Multi-LAN Default deny not working
-
I just spent hours trying to figure this out and its driving me insane. I am not new to PFSense, I have been using it for about 6 years now.
The situation is I just replaced an ASA with a Clustered PFS 2.0.1 setup.
Interfaces are as follows
wan 1.1.1.1/26
2 carps
LAN1 192.168.1.0/24
LAN2 192.168.2.0/24
LAN3 192.168.3.0/24
LAN4 10.255.254.0/24 (carp/pfsync)to simplify things the wan and lan addresses have been changed.
All my wan nat & firewall rules are working perfectly.
The only rules on the lan addresses are
Lan1
* LAN1Subnet * * * *
Lan2- LAN2Subnet * * * *
Lan3 - LAN3Subnet * * * *
CARP - CarpSubnet CarpSubnet * *
there are no rules existing that allow traffic from Lan1 to/from Lan2 or Lan3, nor are there rules allowing traffic from LAN2 to lan1 or lan3, nor are there rules allowing lan3 to lan1 or lan2.
Here is the crazy weird part, all traffic can pass to and from any LAN subnet. It is as if the default deny rule isnt working….. Any ideas?
- LAN2Subnet * * * *
-
there are no rules existing that allow traffic from Lan1 to/from Lan2 or Lan3, nor are there rules allowing traffic from LAN2 to lan1 or lan3, nor are there rules allowing lan3 to lan1 or lan2.
Not true. Your LAN1 rule allows LAN1 to every destination. Ditto for every other LAN.

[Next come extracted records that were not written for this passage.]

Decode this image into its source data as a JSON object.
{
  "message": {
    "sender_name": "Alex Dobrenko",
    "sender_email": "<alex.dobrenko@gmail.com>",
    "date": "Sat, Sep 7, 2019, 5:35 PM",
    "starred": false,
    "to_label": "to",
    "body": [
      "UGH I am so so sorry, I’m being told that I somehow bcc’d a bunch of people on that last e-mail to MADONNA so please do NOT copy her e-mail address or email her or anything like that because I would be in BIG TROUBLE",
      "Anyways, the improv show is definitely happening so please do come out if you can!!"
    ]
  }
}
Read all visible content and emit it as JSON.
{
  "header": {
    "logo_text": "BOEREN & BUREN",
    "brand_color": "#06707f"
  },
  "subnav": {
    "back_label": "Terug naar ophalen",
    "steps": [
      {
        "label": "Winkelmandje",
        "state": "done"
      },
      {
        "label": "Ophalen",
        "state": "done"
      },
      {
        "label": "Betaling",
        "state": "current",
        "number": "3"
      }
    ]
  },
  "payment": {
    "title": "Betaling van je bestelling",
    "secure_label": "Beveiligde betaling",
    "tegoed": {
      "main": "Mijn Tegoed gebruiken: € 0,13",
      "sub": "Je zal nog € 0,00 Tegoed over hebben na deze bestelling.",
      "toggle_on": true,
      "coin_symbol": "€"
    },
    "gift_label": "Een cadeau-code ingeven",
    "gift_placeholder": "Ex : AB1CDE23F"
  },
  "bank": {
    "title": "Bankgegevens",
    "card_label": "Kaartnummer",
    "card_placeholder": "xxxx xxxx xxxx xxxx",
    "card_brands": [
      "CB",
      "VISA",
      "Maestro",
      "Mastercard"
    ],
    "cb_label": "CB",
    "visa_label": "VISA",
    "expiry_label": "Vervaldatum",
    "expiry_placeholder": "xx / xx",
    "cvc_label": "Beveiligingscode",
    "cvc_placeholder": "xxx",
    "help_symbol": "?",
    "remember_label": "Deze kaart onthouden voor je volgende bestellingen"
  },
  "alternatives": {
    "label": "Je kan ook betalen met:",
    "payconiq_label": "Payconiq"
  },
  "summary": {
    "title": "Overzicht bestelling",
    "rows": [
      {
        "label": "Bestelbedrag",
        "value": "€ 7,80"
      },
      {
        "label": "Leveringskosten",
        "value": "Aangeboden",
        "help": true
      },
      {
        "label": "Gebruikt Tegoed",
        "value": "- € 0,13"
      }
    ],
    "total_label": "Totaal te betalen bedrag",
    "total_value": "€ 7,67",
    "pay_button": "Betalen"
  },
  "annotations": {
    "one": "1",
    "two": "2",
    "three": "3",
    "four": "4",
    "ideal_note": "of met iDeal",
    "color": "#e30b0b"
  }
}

http://doc.pfsense.org/index.php/Firewall_Rule_Basics -
Even based on the link you provided:
"The default on all interfaces is to deny traffic, and only what is explicitly allowed via firewall rules will be passed."So what I think you are saying the traffic is matching the Egress rule on LAN1 for example but there isnt a check for Ingress traffic on LAN2. Once the traffic leaves an interface via an approved rule it doesnt check the next interface rules when the traffic enters that network?
-
The interface rule tabs only check in the inbound direction.
You need a rule like this:
block from LAN1 to (all other LANs)
pass from LAN1 to anyyou could use a floating rule to block in the outbound direction, but it makes it a little harder to follow logically.
-
Even based on the link you provided:
"The default on all interfaces is to deny traffic, and only what is explicitly allowed via firewall rules will be passed."So what I think you are saying the traffic is matching the Egress rule on LAN1 for example but there isnt a check for Ingress traffic on LAN2. Once the traffic leaves an interface via an approved rule it doesnt check the next interface rules when the traffic enters that network?
That's how every stateful firewall works: "Once traffic is passed on the interface it enters, an entry in the state table is created, which allows through subsequent packets that are part of that connection."